The study of astrology as a scientific pursuit, e.g. how stars form, tracking time, etc, the Bible does not condemn. To study them to find out a person's "destiny" or horoscope however is to turn people away from placing their faith in God.


For example, when I was single and desperate trying not to be, I caught sight of a horoscope in the papers which stated something about "an important meeting" or something along those lines. And as much as I did not believe in the validity of the horoscope, it still coloured the way I saw my day. Every meeting with a girl stirred up a "what if" in my mind. Every non-event became a disappointment for my day. I discovered that the simple, innocent glance at the horoscope was tainting and stealing from my day.
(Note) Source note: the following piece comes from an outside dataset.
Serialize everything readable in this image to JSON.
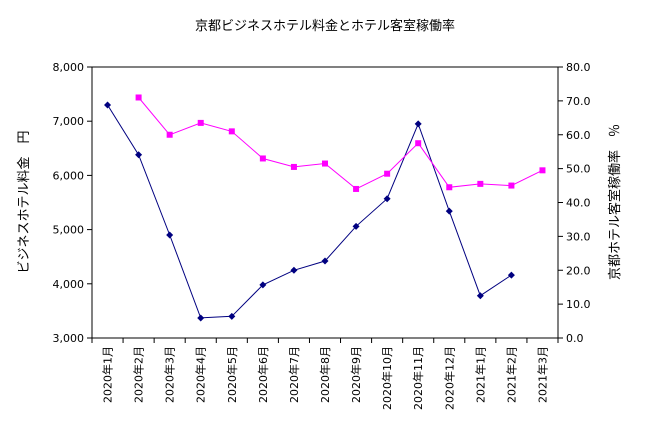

I believe that humans are wired to find hope in any way they can. A person desperate for hope needs to be guided to God, not to human devices.


One final note, as far as I've researched, the Bible does NOT talk about the moon and stars as a way of telling the future. Most references refer to how God had created the moon and stars and placed them, again bringing people back to the truth that God is above all. The one incident that is an anomaly was the magi finding Jesus (Matt 2).


There is a bit of a history lesson in this if you want to follow it through (http://www.christianitytoday.com/history/holidays/christmas/magi-wise-men-or-kings-its-complicated.html), but this is my conclusion. Number 24:17 shows us that there was a prophecy about Jesus coming, and refers to him as "a star" coming out of Jacob, and "a scepter" rising out of Israel. These magi probably knew this prophecy and was on the look out for the appearing of THE Star. It wasn't the stars that told the future or led the magi to Jesus. It was the recorded prophecy that led the magi to understand that there would be an anomaly in the heavens that would bring them to Jesus. Again, this shows that our hope must go back to God, and not placed anywhere else.